Physical Interaction as Communication: Learning Robot Objectives Online
from Human Corrections
- URL: http://arxiv.org/abs/2107.02349v1
- Date: Tue, 6 Jul 2021 02:25:39 GMT
- Title: Physical Interaction as Communication: Learning Robot Objectives Online
from Human Corrections
- Authors: Dylan P. Losey, Andrea Bajcsy, Marcia K. O'Malley, Anca D. Dragan
- Abstract summary: Physical human-robot interaction (pHRI) is often intentional -- the human intervenes on purpose because the robot is not doing the task correctly.
In this paper, we argue that when pHRI is intentional it is also informative: the robot can leverage interactions to learn how it should complete the rest of its current task even after the human lets go.
Our results indicate that learning from pHRI leads to better task performance and improved human satisfaction.
- Score: 33.807697939765205
- License: http://arxiv.org/licenses/nonexclusive-distrib/1.0/
- Abstract: When a robot performs a task next to a human, physical interaction is
inevitable: the human might push, pull, twist, or guide the robot. The
state-of-the-art treats these interactions as disturbances that the robot
should reject or avoid. At best, these robots respond safely while the human
interacts; but after the human lets go, these robots simply return to their
original behavior. We recognize that physical human-robot interaction (pHRI) is
often intentional -- the human intervenes on purpose because the robot is not
doing the task correctly. In this paper, we argue that when pHRI is intentional
it is also informative: the robot can leverage interactions to learn how it
should complete the rest of its current task even after the person lets go. We
formalize pHRI as a dynamical system, where the human has in mind an objective
function they want the robot to optimize, but the robot does not get direct
access to the parameters of this objective -- they are internal to the human.

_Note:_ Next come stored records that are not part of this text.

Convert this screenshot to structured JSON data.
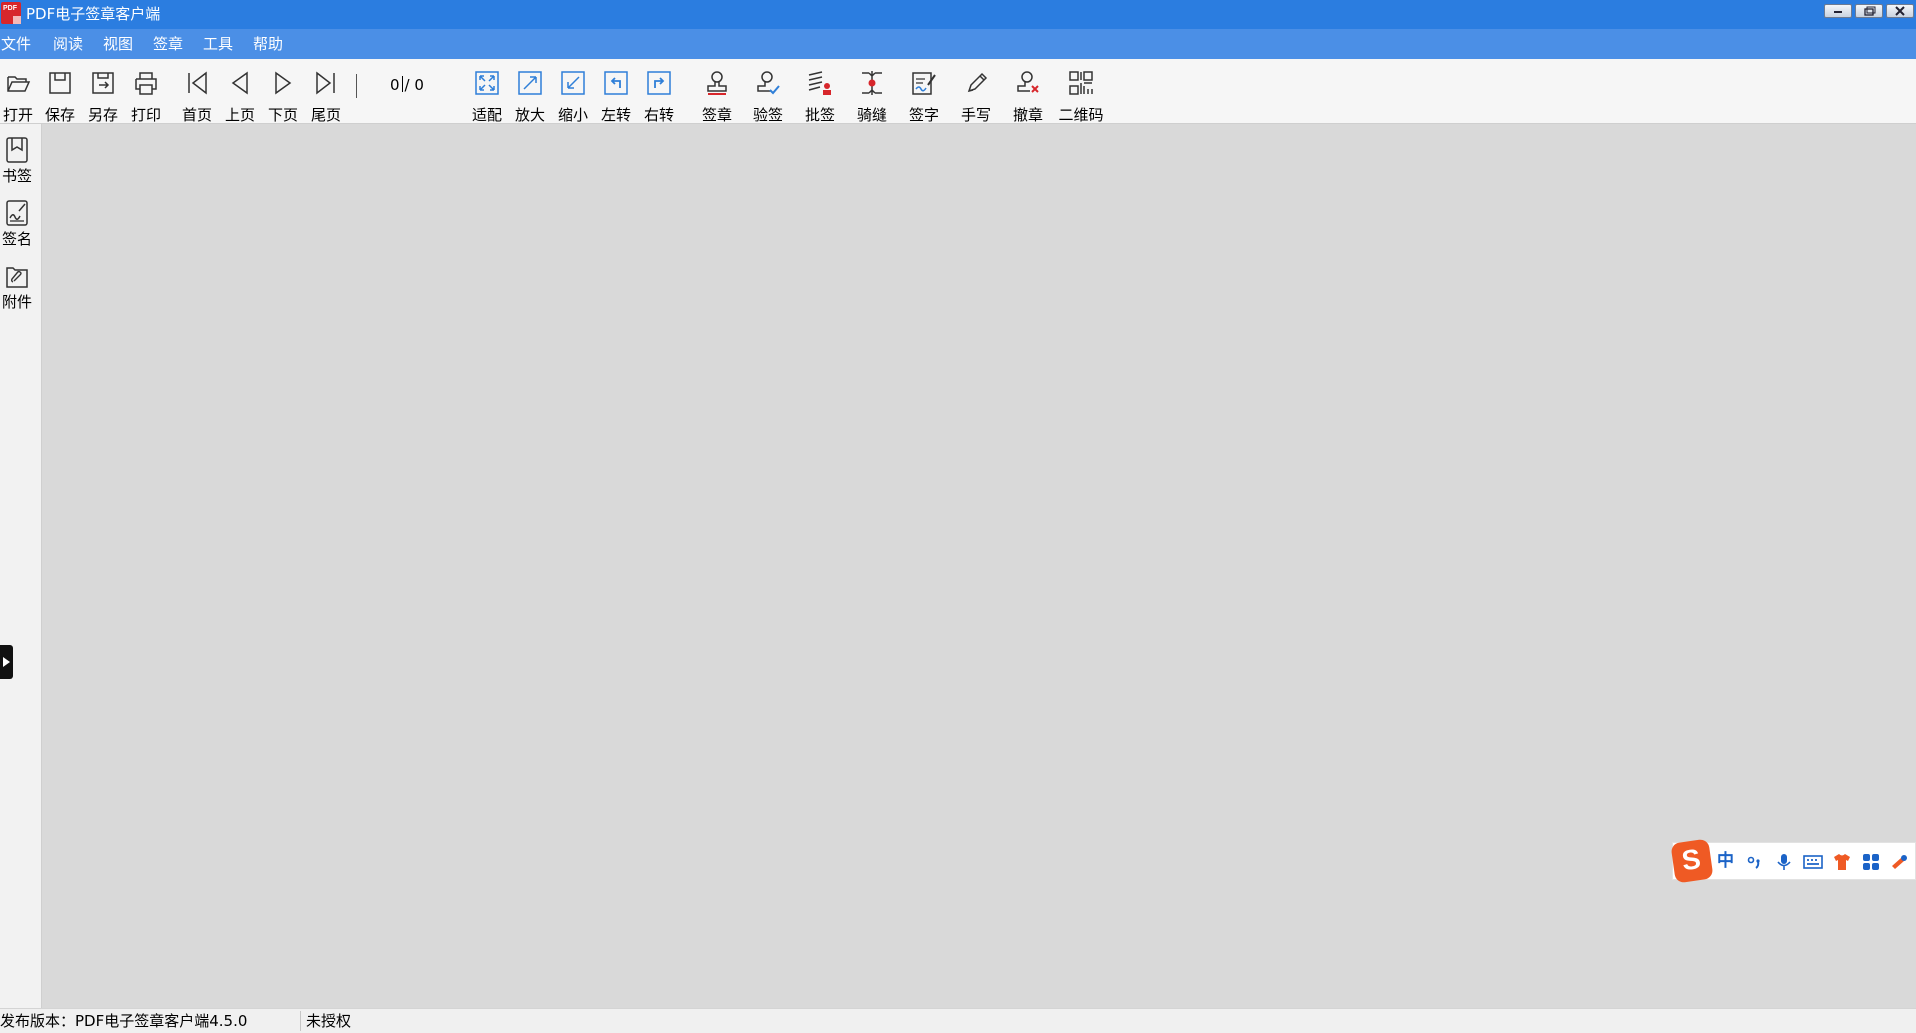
{
  "window": {
    "title": "PDF电子签章客户端",
    "icon": "pdf-app-icon",
    "controls": [
      "minimize",
      "restore",
      "close"
    ]
  },
  "menu": [
    "文件",
    "阅读",
    "视图",
    "签章",
    "工具",
    "帮助"
  ],
  "toolbar": {
    "file": [
      {
        "label": "打开",
        "icon": "open-folder-icon"
      },
      {
        "label": "保存",
        "icon": "save-icon"
      },
      {
        "label": "另存",
        "icon": "save-as-icon"
      },
      {
        "label": "打印",
        "icon": "printer-icon"
      }
    ],
    "nav": [
      {
        "label": "首页",
        "icon": "first-page-icon"
      },
      {
        "label": "上页",
        "icon": "previous-page-icon"
      },
      {
        "label": "下页",
        "icon": "next-page-icon"
      },
      {
        "label": "尾页",
        "icon": "last-page-icon"
      }
    ],
    "page_current": "0",
    "page_total": "/ 0",
    "view": [
      {
        "label": "适配",
        "icon": "fit-page-icon"
      },
      {
        "label": "放大",
        "icon": "zoom-in-icon"
      },
      {
        "label": "缩小",
        "icon": "zoom-out-icon"
      },
      {
        "label": "左转",
        "icon": "rotate-left-icon"
      },
      {
        "label": "右转",
        "icon": "rotate-right-icon"
      }
    ],
    "sign": [
      {
        "label": "签章",
        "icon": "stamp-icon"
      },
      {
        "label": "验签",
        "icon": "verify-signature-icon"
      },
      {
        "label": "批签",
        "icon": "batch-sign-icon"
      },
      {
        "label": "骑缝",
        "icon": "seam-stamp-icon"
      },
      {
        "label": "签字",
        "icon": "sign-text-icon"
      },
      {
        "label": "手写",
        "icon": "handwrite-pen-icon"
      },
      {
        "label": "撤章",
        "icon": "revoke-stamp-icon"
      },
      {
        "label": "二维码",
        "icon": "qrcode-icon"
      }
    ]
  },
  "sidebar": [
    {
      "label": "书签",
      "icon": "bookmark-icon"
    },
    {
      "label": "签名",
      "icon": "signature-icon"
    },
    {
      "label": "附件",
      "icon": "attachment-icon"
    }
  ],
  "status": {
    "version": "发布版本：PDF电子签章客户端4.5.0",
    "license": "未授权"
  },
  "ime": {
    "logo": "S",
    "mode": "中",
    "icons": [
      "punctuation-icon",
      "microphone-icon",
      "keyboard-icon",
      "skin-icon",
      "toolbox-icon",
      "settings-icon"
    ]
  },
  "colors": {
    "titlebar": "#2b7de0",
    "menubar": "#4b8fe6",
    "canvas": "#d9d9d9",
    "icon_blue": "#2f7fd8",
    "accent_red": "#d7262b"
  }
}
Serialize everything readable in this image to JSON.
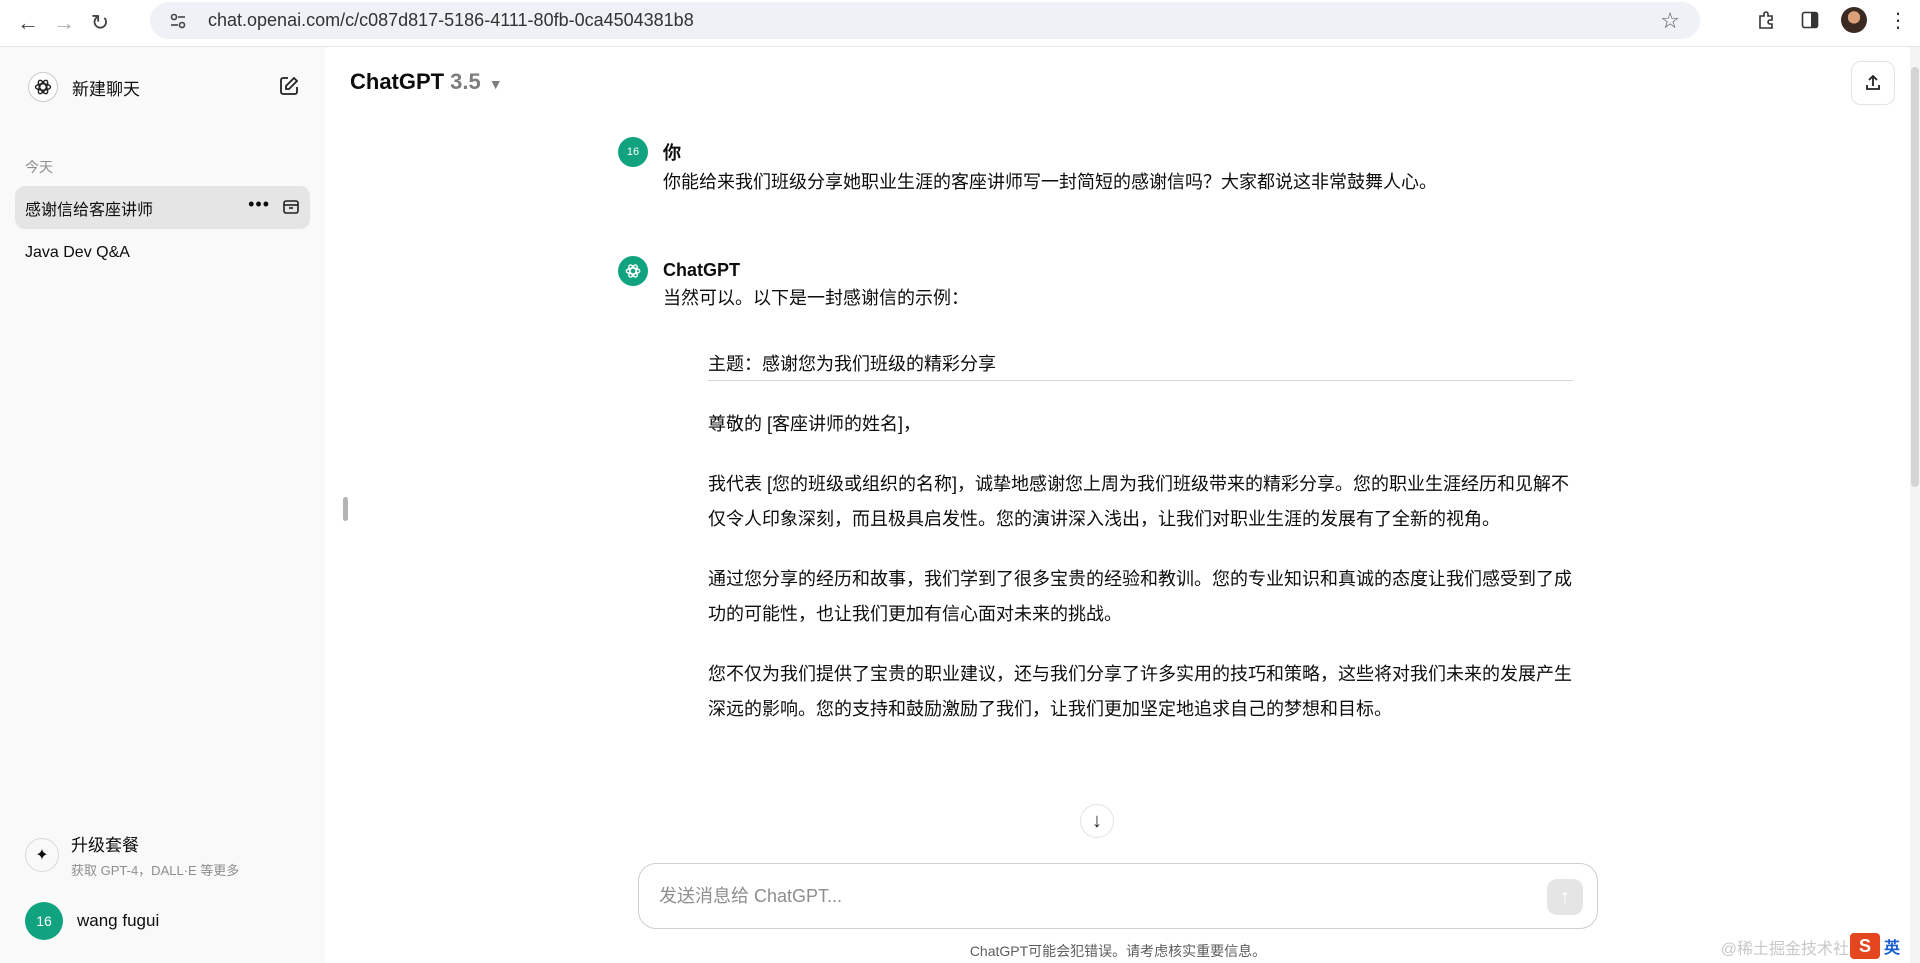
{
  "browser": {
    "url": "chat.openai.com/c/c087d817-5186-4111-80fb-0ca4504381b8"
  },
  "sidebar": {
    "new_chat_label": "新建聊天",
    "section_today": "今天",
    "conversations": [
      {
        "title": "感谢信给客座讲师",
        "active": true
      },
      {
        "title": "Java Dev Q&A",
        "active": false
      }
    ],
    "upgrade_title": "升级套餐",
    "upgrade_subtitle": "获取 GPT-4，DALL·E 等更多",
    "user_avatar_text": "16",
    "user_name": "wang fugui"
  },
  "header": {
    "model_name": "ChatGPT",
    "model_version": "3.5"
  },
  "messages": {
    "user": {
      "avatar_text": "16",
      "author": "你",
      "text": "你能给来我们班级分享她职业生涯的客座讲师写一封简短的感谢信吗？大家都说这非常鼓舞人心。"
    },
    "assistant": {
      "author": "ChatGPT",
      "intro": "当然可以。以下是一封感谢信的示例：",
      "letter": [
        "主题：感谢您为我们班级的精彩分享",
        "尊敬的 [客座讲师的姓名]，",
        "我代表 [您的班级或组织的名称]，诚挚地感谢您上周为我们班级带来的精彩分享。您的职业生涯经历和见解不仅令人印象深刻，而且极具启发性。您的演讲深入浅出，让我们对职业生涯的发展有了全新的视角。",
        "通过您分享的经历和故事，我们学到了很多宝贵的经验和教训。您的专业知识和真诚的态度让我们感受到了成功的可能性，也让我们更加有信心面对未来的挑战。",
        "您不仅为我们提供了宝贵的职业建议，还与我们分享了许多实用的技巧和策略，这些将对我们未来的发展产生深远的影响。您的支持和鼓励激励了我们，让我们更加坚定地追求自己的梦想和目标。"
      ]
    }
  },
  "composer": {
    "placeholder": "发送消息给 ChatGPT..."
  },
  "footer": {
    "disclaimer": "ChatGPT可能会犯错误。请考虑核实重要信息。",
    "watermark": "@稀土掘金技术社区",
    "ime_label": "英"
  }
}
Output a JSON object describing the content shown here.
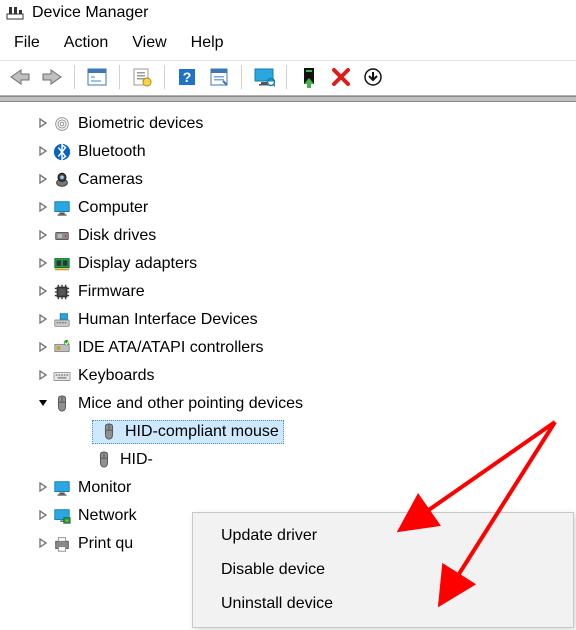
{
  "window": {
    "title": "Device Manager"
  },
  "menu": {
    "file": "File",
    "action": "Action",
    "view": "View",
    "help": "Help"
  },
  "toolbar": {
    "back": "back",
    "forward": "forward",
    "show_hidden": "show-hidden",
    "properties": "properties",
    "help": "help",
    "scan": "scan",
    "monitor": "monitor",
    "update": "update",
    "remove": "remove",
    "more": "more"
  },
  "tree": {
    "items": [
      {
        "label": "Biometric devices",
        "icon": "fingerprint",
        "expanded": false,
        "indent": 1
      },
      {
        "label": "Bluetooth",
        "icon": "bluetooth",
        "expanded": false,
        "indent": 1
      },
      {
        "label": "Cameras",
        "icon": "camera",
        "expanded": false,
        "indent": 1
      },
      {
        "label": "Computer",
        "icon": "computer",
        "expanded": false,
        "indent": 1
      },
      {
        "label": "Disk drives",
        "icon": "disk",
        "expanded": false,
        "indent": 1
      },
      {
        "label": "Display adapters",
        "icon": "display-adapter",
        "expanded": false,
        "indent": 1
      },
      {
        "label": "Firmware",
        "icon": "firmware",
        "expanded": false,
        "indent": 1
      },
      {
        "label": "Human Interface Devices",
        "icon": "hid",
        "expanded": false,
        "indent": 1
      },
      {
        "label": "IDE ATA/ATAPI controllers",
        "icon": "ide",
        "expanded": false,
        "indent": 1
      },
      {
        "label": "Keyboards",
        "icon": "keyboard",
        "expanded": false,
        "indent": 1
      },
      {
        "label": "Mice and other pointing devices",
        "icon": "mouse",
        "expanded": true,
        "indent": 1
      },
      {
        "label": "HID-compliant mouse",
        "icon": "mouse",
        "expanded": null,
        "indent": 2,
        "selected": true
      },
      {
        "label": "HID-",
        "icon": "mouse",
        "expanded": null,
        "indent": 2,
        "truncated": true
      },
      {
        "label": "Monitor",
        "icon": "monitor",
        "expanded": false,
        "indent": 1,
        "truncated": true
      },
      {
        "label": "Network",
        "icon": "network",
        "expanded": false,
        "indent": 1,
        "truncated": true
      },
      {
        "label": "Print qu",
        "icon": "printer",
        "expanded": false,
        "indent": 1,
        "truncated": true
      }
    ]
  },
  "context_menu": {
    "items": [
      {
        "label": "Update driver"
      },
      {
        "label": "Disable device"
      },
      {
        "label": "Uninstall device"
      }
    ]
  }
}
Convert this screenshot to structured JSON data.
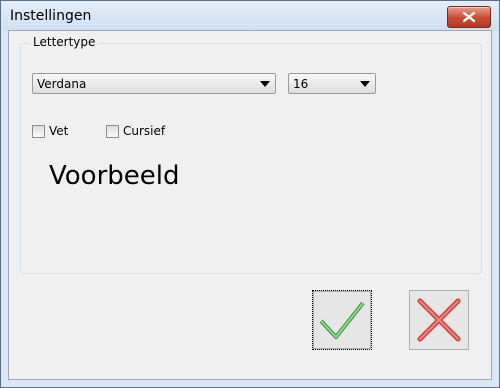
{
  "window": {
    "title": "Instellingen",
    "close_icon": "close-icon"
  },
  "font_group": {
    "legend": "Lettertype",
    "font_family": "Verdana",
    "font_size": "16",
    "bold_label": "Vet",
    "bold_checked": false,
    "italic_label": "Cursief",
    "italic_checked": false,
    "preview_text": "Voorbeeld"
  },
  "buttons": {
    "ok_icon": "checkmark-icon",
    "cancel_icon": "x-icon"
  },
  "colors": {
    "close_button": "#c74a32",
    "ok_check": "#5dbf5d",
    "cancel_x": "#e0524f"
  }
}
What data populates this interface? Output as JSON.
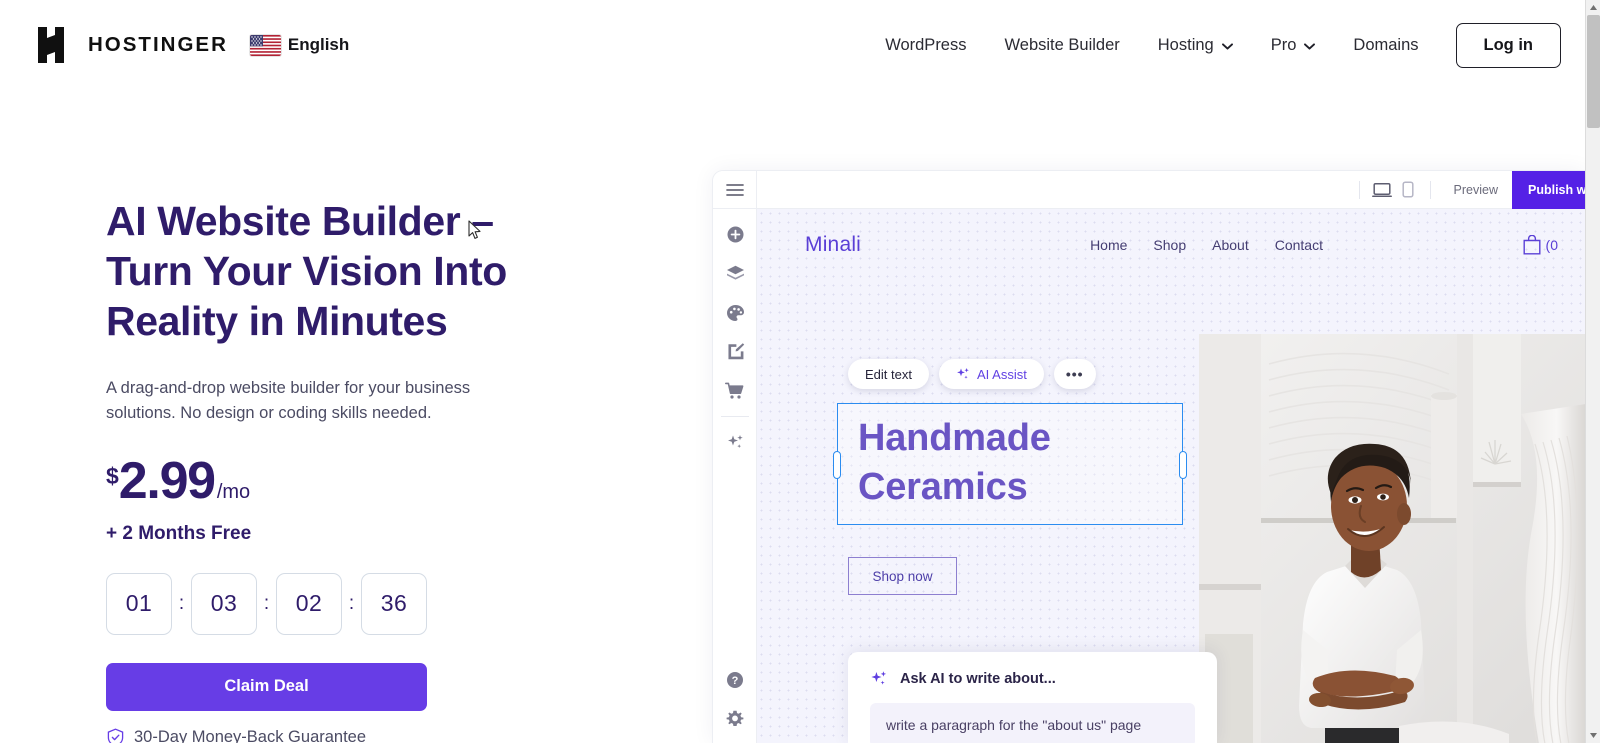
{
  "topnav": {
    "logo_text": "HOSTINGER",
    "language": "English",
    "links": [
      {
        "label": "WordPress",
        "has_chevron": false
      },
      {
        "label": "Website Builder",
        "has_chevron": false
      },
      {
        "label": "Hosting",
        "has_chevron": true
      },
      {
        "label": "Pro",
        "has_chevron": true
      },
      {
        "label": "Domains",
        "has_chevron": false
      }
    ],
    "login_label": "Log in"
  },
  "hero": {
    "title": "AI Website Builder –\nTurn Your Vision Into\nReality in Minutes",
    "subtitle": "A drag-and-drop website builder for your business\nsolutions. No design or coding skills needed.",
    "price_currency": "$",
    "price_amount": "2.99",
    "price_period": "/mo",
    "bonus": "+ 2 Months Free",
    "countdown": {
      "separator": ":",
      "units": [
        "01",
        "03",
        "02",
        "36"
      ]
    },
    "cta_label": "Claim Deal",
    "guarantee": "30-Day Money-Back Guarantee"
  },
  "builder": {
    "topbar": {
      "menu_icon": "hamburger-icon",
      "desktop_icon": "desktop-view-icon",
      "mobile_icon": "mobile-view-icon",
      "preview_label": "Preview",
      "publish_label": "Publish w"
    },
    "sidebar": {
      "items": [
        {
          "icon": "add-element-icon",
          "name": "add"
        },
        {
          "icon": "layers-icon",
          "name": "layers"
        },
        {
          "icon": "palette-icon",
          "name": "palette"
        },
        {
          "icon": "edit-page-icon",
          "name": "pages"
        },
        {
          "icon": "shopping-cart-icon",
          "name": "store"
        },
        {
          "icon": "ai-sparkle-icon",
          "name": "ai"
        }
      ],
      "bottom_items": [
        {
          "icon": "help-icon",
          "name": "help"
        },
        {
          "icon": "settings-gear-icon",
          "name": "settings"
        }
      ]
    },
    "site": {
      "logo": "Minali",
      "nav": [
        "Home",
        "Shop",
        "About",
        "Contact"
      ],
      "cart_count": "(0",
      "edit_toolbar": {
        "edit_text_label": "Edit text",
        "ai_assist_label": "AI Assist",
        "more_label": "•••"
      },
      "hero_heading": "Handmade\nCeramics",
      "shop_button": "Shop now",
      "ai_panel": {
        "title": "Ask AI to write about...",
        "input_value": "write a paragraph for the \"about us\" page"
      }
    }
  },
  "colors": {
    "brand_purple": "#673de6",
    "heading_purple": "#2f1c6a",
    "publish_purple": "#5521e6",
    "selection_blue": "#2b8cf0",
    "site_accent": "#5a3fd6"
  }
}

Within our proposed framework human interactions become observations about the
true objective. We introduce approximations to learn from and respond to pHRI
in real-time. We recognize that not all human corrections are perfect: often
users interact with the robot noisily, and so we improve the efficiency of
robot learning from pHRI by reducing unintended learning. Finally, we conduct
simulations and user studies on a robotic manipulator to compare our proposed
approach to the state-of-the-art. Our results indicate that learning from pHRI
leads to better task performance and improved human satisfaction.